Wirth: Well, I think it really was affirmed in the commitments the folks wanted to make on the latter half of the conversation. We talked about how this needed to inspire action, and one of the big pieces of that was people saying, "I need to be a better partner to my health plan, to the community health center down the road." People put it on themselves as their actionable piece they were going to take out of this.

Woods: This is honestly something that we do fairly often in Advisory Board events. We try to push the audience to think through what is going to be different as a result of this conversation, what is going to be different as a result of coming together, but what I like about what the two of you did is you actually forced people to write it down. What kinds of action items did you hear from your attendees?

Wirth: My favorite takeaways were the people who wanted to face their fears. In value-based care, there's a fear of loss, there's a fear of change, there's a fear of giving up your secret sauce because your success is dependent on the partners you're working with in this new world.

Woods: The loss can mean actual financial loss here. Let's not forget that.

Kuzmanovich: You can do so well in value-based care, but, if you miss time to market, you can put yourself out of business.

Woods: That's right. That's exactly right. I applaud the two of you for running at that fear.

I don't want to be the pessimist in the room, but you've done these sessions four or five times now. At the end of your time together with these executives, do they actually believe that we can get to meaningful risk as an industry?

Kuzmanovich: As someone who is naturally pessimistic, I was expecting that many of them would, but, surprisingly, they very much proved me wrong. A lot of folks said, "Yeah, we can do this." There was an overwhelming sense of actual optimism about the ability to push our industry into this new direction.

Woods: As always, I have one last question for you. When it comes to moving the market towards meaningful risk, what is the one thing that you want our listeners to focus on?

Wirth: For me, it's get started. This is a long journey ahead. It is treacherous. As we've discussed, the folks who lived that future state marinated it and said that it was worthwhile the smaller pieces you have to take along the road, but you have to start from somewhere, and that's what we had folks in our session do.

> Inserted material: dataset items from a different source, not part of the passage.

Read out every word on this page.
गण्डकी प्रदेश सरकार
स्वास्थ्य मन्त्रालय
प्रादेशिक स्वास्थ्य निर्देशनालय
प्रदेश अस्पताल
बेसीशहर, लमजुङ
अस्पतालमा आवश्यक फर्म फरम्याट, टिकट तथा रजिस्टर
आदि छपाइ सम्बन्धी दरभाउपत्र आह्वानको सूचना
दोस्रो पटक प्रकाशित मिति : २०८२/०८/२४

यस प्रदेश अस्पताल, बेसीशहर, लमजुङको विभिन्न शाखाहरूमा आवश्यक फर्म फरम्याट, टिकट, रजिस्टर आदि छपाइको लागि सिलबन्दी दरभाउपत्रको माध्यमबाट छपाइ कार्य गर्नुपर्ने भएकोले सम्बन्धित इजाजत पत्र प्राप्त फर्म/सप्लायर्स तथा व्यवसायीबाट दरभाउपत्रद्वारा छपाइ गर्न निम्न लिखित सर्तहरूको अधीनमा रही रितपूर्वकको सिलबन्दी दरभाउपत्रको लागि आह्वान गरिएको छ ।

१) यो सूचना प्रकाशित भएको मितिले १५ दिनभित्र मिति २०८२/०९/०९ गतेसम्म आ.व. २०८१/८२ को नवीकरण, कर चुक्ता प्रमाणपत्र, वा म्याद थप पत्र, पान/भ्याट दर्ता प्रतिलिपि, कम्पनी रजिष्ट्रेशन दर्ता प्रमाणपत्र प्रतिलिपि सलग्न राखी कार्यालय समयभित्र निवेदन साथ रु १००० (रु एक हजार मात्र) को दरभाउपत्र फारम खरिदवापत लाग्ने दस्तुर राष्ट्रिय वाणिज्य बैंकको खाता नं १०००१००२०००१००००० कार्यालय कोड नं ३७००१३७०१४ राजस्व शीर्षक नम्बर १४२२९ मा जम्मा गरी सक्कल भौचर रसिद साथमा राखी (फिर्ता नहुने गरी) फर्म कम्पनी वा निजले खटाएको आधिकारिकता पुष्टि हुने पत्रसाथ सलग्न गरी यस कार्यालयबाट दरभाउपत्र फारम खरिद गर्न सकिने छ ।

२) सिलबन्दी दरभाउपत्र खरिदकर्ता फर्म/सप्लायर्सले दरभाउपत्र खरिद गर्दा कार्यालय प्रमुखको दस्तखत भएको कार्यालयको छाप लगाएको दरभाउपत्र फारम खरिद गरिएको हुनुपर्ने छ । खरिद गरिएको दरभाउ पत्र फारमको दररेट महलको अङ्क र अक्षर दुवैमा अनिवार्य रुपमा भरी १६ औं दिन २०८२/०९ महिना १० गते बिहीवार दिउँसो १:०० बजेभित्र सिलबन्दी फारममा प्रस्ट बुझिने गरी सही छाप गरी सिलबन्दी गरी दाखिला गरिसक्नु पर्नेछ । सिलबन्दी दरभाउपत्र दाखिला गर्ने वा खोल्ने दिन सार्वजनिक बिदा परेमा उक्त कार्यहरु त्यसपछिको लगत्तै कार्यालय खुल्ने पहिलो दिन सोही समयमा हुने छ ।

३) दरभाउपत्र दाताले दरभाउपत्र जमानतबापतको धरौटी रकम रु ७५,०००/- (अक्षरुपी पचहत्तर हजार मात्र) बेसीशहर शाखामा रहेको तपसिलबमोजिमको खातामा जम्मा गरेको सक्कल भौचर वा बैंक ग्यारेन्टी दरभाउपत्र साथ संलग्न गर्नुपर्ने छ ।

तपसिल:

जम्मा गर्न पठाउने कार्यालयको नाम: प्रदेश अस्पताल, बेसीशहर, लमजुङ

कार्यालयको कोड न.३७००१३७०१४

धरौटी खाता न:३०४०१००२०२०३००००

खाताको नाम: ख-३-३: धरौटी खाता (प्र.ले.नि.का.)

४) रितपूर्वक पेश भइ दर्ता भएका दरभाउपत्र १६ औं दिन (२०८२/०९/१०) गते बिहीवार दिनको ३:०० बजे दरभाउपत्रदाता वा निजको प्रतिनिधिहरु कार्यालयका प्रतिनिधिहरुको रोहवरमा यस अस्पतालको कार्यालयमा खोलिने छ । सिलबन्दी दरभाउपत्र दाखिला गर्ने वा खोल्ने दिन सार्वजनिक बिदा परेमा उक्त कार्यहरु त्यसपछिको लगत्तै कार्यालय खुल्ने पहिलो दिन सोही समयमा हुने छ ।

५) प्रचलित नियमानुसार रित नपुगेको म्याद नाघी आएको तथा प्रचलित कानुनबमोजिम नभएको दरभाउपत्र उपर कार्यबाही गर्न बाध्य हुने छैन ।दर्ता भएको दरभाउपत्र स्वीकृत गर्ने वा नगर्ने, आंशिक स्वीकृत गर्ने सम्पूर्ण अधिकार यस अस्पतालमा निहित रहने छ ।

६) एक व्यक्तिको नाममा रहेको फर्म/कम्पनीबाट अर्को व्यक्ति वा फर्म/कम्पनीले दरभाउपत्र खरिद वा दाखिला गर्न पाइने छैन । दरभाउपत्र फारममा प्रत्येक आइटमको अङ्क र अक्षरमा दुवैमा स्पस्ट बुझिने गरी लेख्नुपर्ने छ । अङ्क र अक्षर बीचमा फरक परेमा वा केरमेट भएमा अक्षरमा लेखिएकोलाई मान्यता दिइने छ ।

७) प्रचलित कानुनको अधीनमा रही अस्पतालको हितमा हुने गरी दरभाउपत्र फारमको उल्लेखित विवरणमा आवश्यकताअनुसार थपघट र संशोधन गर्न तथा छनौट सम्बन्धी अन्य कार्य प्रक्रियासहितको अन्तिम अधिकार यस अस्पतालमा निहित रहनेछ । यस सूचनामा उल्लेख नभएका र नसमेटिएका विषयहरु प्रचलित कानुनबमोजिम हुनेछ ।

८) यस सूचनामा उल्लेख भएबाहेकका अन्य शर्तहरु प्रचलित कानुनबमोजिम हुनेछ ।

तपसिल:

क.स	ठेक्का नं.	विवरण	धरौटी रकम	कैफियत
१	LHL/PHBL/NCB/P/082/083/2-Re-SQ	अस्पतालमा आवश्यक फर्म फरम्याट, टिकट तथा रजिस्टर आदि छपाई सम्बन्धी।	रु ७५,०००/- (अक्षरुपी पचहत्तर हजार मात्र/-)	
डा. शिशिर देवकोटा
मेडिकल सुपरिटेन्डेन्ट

Kuzmanovich: Similarly, my big word for folks is agency. Health care has a cost problem. We don't talk about controlling health care costs anymore. We talk about controlling cost growth. Value-based payment models succeeding in value-based care is one of the ways we cannot just solve this costly equation, but also improve the quality of care that we deliver to patients.

The interesting thing that I think every person in that conversation that we facilitated took out was they actually had the agency to start making change on value-based care themselves rather than waiting for some other actor or stakeholder to be the cause of change. They could do it themselves.

Woods: Name your fear.

Wirth: When it comes to value-based care, I don't think it's value-based care people are afraid of. I think it's the fear of change. It's the fear of changing their role in the industry. It's having to lean on partners and the risk that comes along with that. I think it is to name your fear like any good therapist would tell you and take steps from there.